It's been a ghastly week for heterosexual married couples.
My wife (one woman) and I (one man) have just completed forty-nine years of marriage. Until Tuesday, when the Supreme Court overturned the Defense of Marriage Act, we had meant to celebrate the date with a couple of very good friends. We had even started planning to mark our Golden Anniversary next year with a blowout party for 600 of our closest friends plus our two children and their families from Brooklyn and LA.
Now all those plans have been wrecked. How can we celebrate our Golden Anniversary when the Supreme Court of these United States has just made a grotesque mockery of marriage itself?
This sort of question never dents the brains of those who say that same-sex couples must be allowed to marry. They claim instead that legalizing same-sex marriage does no INJURY to heterosexual couples, that it doesn't hurt us in any way. But I'm here to tell you that my wife and I are now in pain. Deep pain. Heartbreak. We had no 49th anniversary dinner this week, and there will be no party for our Golden Anniversary. On the contrary, we will spend the date separately mourning for an institution that has survived for thousands of years, but has now been killed by a single, brutal, unconscionably reckless decision.
You may wonder how such a decision could kill any institution that has somehow withstood a divorce rate near 50 percent. But even though Christ emphatically forbade divorce -- "What therefore God has joined together, let not man put asunder" (Mark 10:9) -- it has long been allowed by all Christian sects including the Catholic church, which officially forbids divorce but routinely allows "annulments" -- even of marriages that have lasted many years and produced several children. Consequently, while only about half of all married couples stay together for life, as marriage vows traditionally require, the breakup of their unions does no harm at all to the stability of marriage. It's strictly a matter of numbers. While a divorce rate of 50 percent leaves the institution intact, a gay marriage rate of as little as 5 percent can destroy it. That's how insidious gay marriage is.

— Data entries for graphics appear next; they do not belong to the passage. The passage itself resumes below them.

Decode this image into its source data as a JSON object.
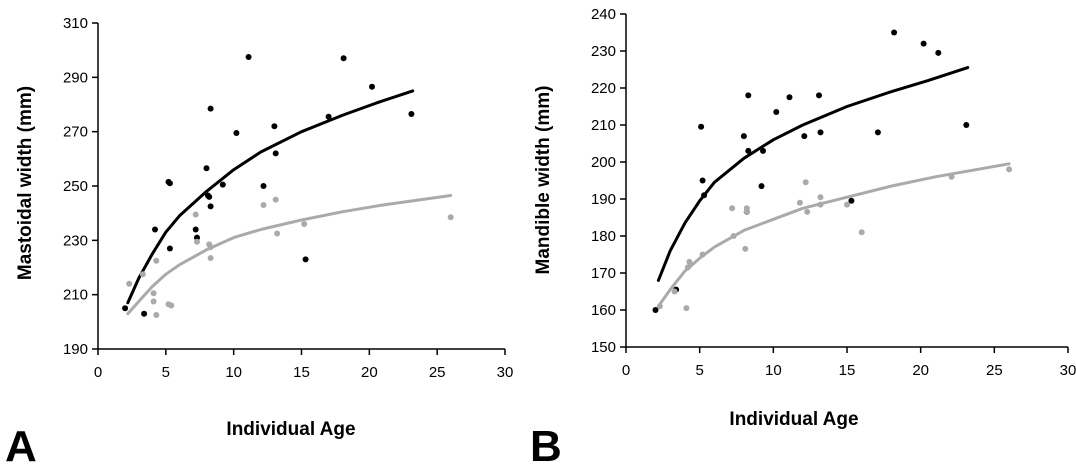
{
  "chart_data": [
    {
      "type": "scatter",
      "panel_label": "A",
      "xlabel": "Individual Age",
      "ylabel": "Mastoidal width (mm)",
      "xlim": [
        0,
        30
      ],
      "ylim": [
        190,
        310
      ],
      "xticks": [
        0,
        5,
        10,
        15,
        20,
        25,
        30
      ],
      "yticks": [
        190,
        210,
        230,
        250,
        270,
        290,
        310
      ],
      "grid": false,
      "series": [
        {
          "color": "#000000",
          "points": [
            [
              2,
              205
            ],
            [
              3.4,
              203
            ],
            [
              4.2,
              234
            ],
            [
              5.2,
              251.5
            ],
            [
              5.3,
              251
            ],
            [
              5.3,
              227
            ],
            [
              7.2,
              234
            ],
            [
              7.3,
              231
            ],
            [
              8,
              256.5
            ],
            [
              8.1,
              246.5
            ],
            [
              8.2,
              246
            ],
            [
              8.3,
              242.5
            ],
            [
              8.3,
              278.5
            ],
            [
              9.2,
              250.5
            ],
            [
              10.2,
              269.5
            ],
            [
              11.1,
              297.5
            ],
            [
              12.2,
              250
            ],
            [
              13,
              272
            ],
            [
              13.1,
              262
            ],
            [
              15.3,
              223
            ],
            [
              17,
              275.5
            ],
            [
              18.1,
              297
            ],
            [
              20.2,
              286.5
            ],
            [
              23.1,
              276.5
            ]
          ],
          "trend": [
            [
              2.2,
              207
            ],
            [
              3,
              216
            ],
            [
              4,
              225
            ],
            [
              5,
              233
            ],
            [
              6,
              239
            ],
            [
              8,
              248
            ],
            [
              10,
              256
            ],
            [
              12,
              262.5
            ],
            [
              15,
              270
            ],
            [
              18,
              276
            ],
            [
              20.5,
              280.5
            ],
            [
              23.2,
              285
            ]
          ]
        },
        {
          "color": "#aaaaaa",
          "points": [
            [
              2.3,
              214
            ],
            [
              3.3,
              217.5
            ],
            [
              4.1,
              210.5
            ],
            [
              4.1,
              207.5
            ],
            [
              4.3,
              202.5
            ],
            [
              4.3,
              222.5
            ],
            [
              5.2,
              206.5
            ],
            [
              5.4,
              206
            ],
            [
              7.2,
              239.5
            ],
            [
              7.3,
              229.5
            ],
            [
              8.2,
              228.5
            ],
            [
              8.3,
              223.5
            ],
            [
              8.3,
              227.5
            ],
            [
              12.2,
              243
            ],
            [
              13.1,
              245
            ],
            [
              13.2,
              232.5
            ],
            [
              15.2,
              236
            ],
            [
              26,
              238.5
            ]
          ],
          "trend": [
            [
              2.2,
              203
            ],
            [
              3,
              207.5
            ],
            [
              4,
              213
            ],
            [
              5,
              217.5
            ],
            [
              6,
              221
            ],
            [
              8,
              226.5
            ],
            [
              10,
              231
            ],
            [
              12,
              234
            ],
            [
              15,
              237.5
            ],
            [
              18,
              240.5
            ],
            [
              21,
              243
            ],
            [
              26,
              246.5
            ]
          ]
        }
      ]
    },
    {
      "type": "scatter",
      "panel_label": "B",
      "xlabel": "Individual Age",
      "ylabel": "Mandible width (mm)",
      "xlim": [
        0,
        30
      ],
      "ylim": [
        150,
        240
      ],
      "xticks": [
        0,
        5,
        10,
        15,
        20,
        25,
        30
      ],
      "yticks": [
        150,
        160,
        170,
        180,
        190,
        200,
        210,
        220,
        230,
        240
      ],
      "grid": false,
      "series": [
        {
          "color": "#000000",
          "points": [
            [
              2,
              160
            ],
            [
              3.4,
              165.5
            ],
            [
              5.1,
              209.5
            ],
            [
              5.2,
              195
            ],
            [
              5.3,
              191
            ],
            [
              8,
              207
            ],
            [
              8.2,
              186.5
            ],
            [
              8.3,
              203
            ],
            [
              8.3,
              218
            ],
            [
              9.2,
              193.5
            ],
            [
              9.3,
              203
            ],
            [
              10.2,
              213.5
            ],
            [
              11.1,
              217.5
            ],
            [
              12.1,
              207
            ],
            [
              13.1,
              218
            ],
            [
              13.2,
              208
            ],
            [
              15.3,
              189.5
            ],
            [
              17.1,
              208
            ],
            [
              18.2,
              235
            ],
            [
              20.2,
              232
            ],
            [
              21.2,
              229.5
            ],
            [
              23.1,
              210
            ]
          ],
          "trend": [
            [
              2.2,
              168
            ],
            [
              3,
              176
            ],
            [
              4,
              183.5
            ],
            [
              5,
              189.5
            ],
            [
              6,
              194.5
            ],
            [
              8,
              201
            ],
            [
              10,
              206
            ],
            [
              12,
              210
            ],
            [
              15,
              215
            ],
            [
              18,
              219
            ],
            [
              20.5,
              222
            ],
            [
              23.2,
              225.5
            ]
          ]
        },
        {
          "color": "#aaaaaa",
          "points": [
            [
              2.3,
              161
            ],
            [
              3.3,
              165
            ],
            [
              4.1,
              160.5
            ],
            [
              4.2,
              171.5
            ],
            [
              4.3,
              173
            ],
            [
              5.2,
              175
            ],
            [
              7.2,
              187.5
            ],
            [
              7.3,
              180
            ],
            [
              8.1,
              176.5
            ],
            [
              8.2,
              187.5
            ],
            [
              8.2,
              186.5
            ],
            [
              11.8,
              189
            ],
            [
              12.2,
              194.5
            ],
            [
              12.3,
              186.5
            ],
            [
              13.2,
              190.5
            ],
            [
              13.2,
              188.5
            ],
            [
              15,
              188.5
            ],
            [
              16,
              181
            ],
            [
              22.1,
              196
            ],
            [
              26,
              198
            ]
          ],
          "trend": [
            [
              2.2,
              161
            ],
            [
              3,
              165.5
            ],
            [
              4,
              170.5
            ],
            [
              5,
              174
            ],
            [
              6,
              177
            ],
            [
              8,
              181.5
            ],
            [
              10,
              184.5
            ],
            [
              12,
              187.5
            ],
            [
              15,
              190.5
            ],
            [
              18,
              193.5
            ],
            [
              21,
              196
            ],
            [
              26,
              199.5
            ]
          ]
        }
      ]
    }
  ]
}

Equally insidious is the argument that gays deserve equality. In his majority opinion, Justice Anthony Kennedy strikes down DOMA because it denies "the equal liberty of persons that is protected by the Fifth Amendment." But gays are no more equal to straights than homophobically righteous conservatives are to leftist nuts. For that reason, gay "marriage" will never equal traditional marriage.
This decision puts us on a bullet train to chaos. The next thing you know, dogs will marry cats, mice will marry rats, and -- worst of all -- Democrats will marry Republicans. (Any theologian will tell you that the so-called "marriage" of James Carville and Mary Matalin violates natural law as well as the laws of God.)
And please don't ask me to cheer for Edith Windsor, who brought the case against DOMA because she would otherwise have had to pay $363,053 in estate taxes on what she inherited from her same-sex spouse. That figure is FAR less than my wife and I will now have to pay to reconstruct our house.
Because we can no longer live together but cannot bear to leave the house, we will have to build a brick wall right down the middle of it. Just to get permission for this arrangement in our neighborhood will cost us -- in legal fees -- at least fifty grand. Then the house itself must be reconfigured. On her side of the new wall, she'll need a new Jacuzzi, a new kitchen, and a new living room; on my side I'll need a new exercise room, a new dining room, and a new stairway. Since no builder we know has ever done this kind of job before, we've so far had only ballpark estimates STARTING at 1.3 million.
And guess how far we'd get if we took OUR case to the Supreme Court.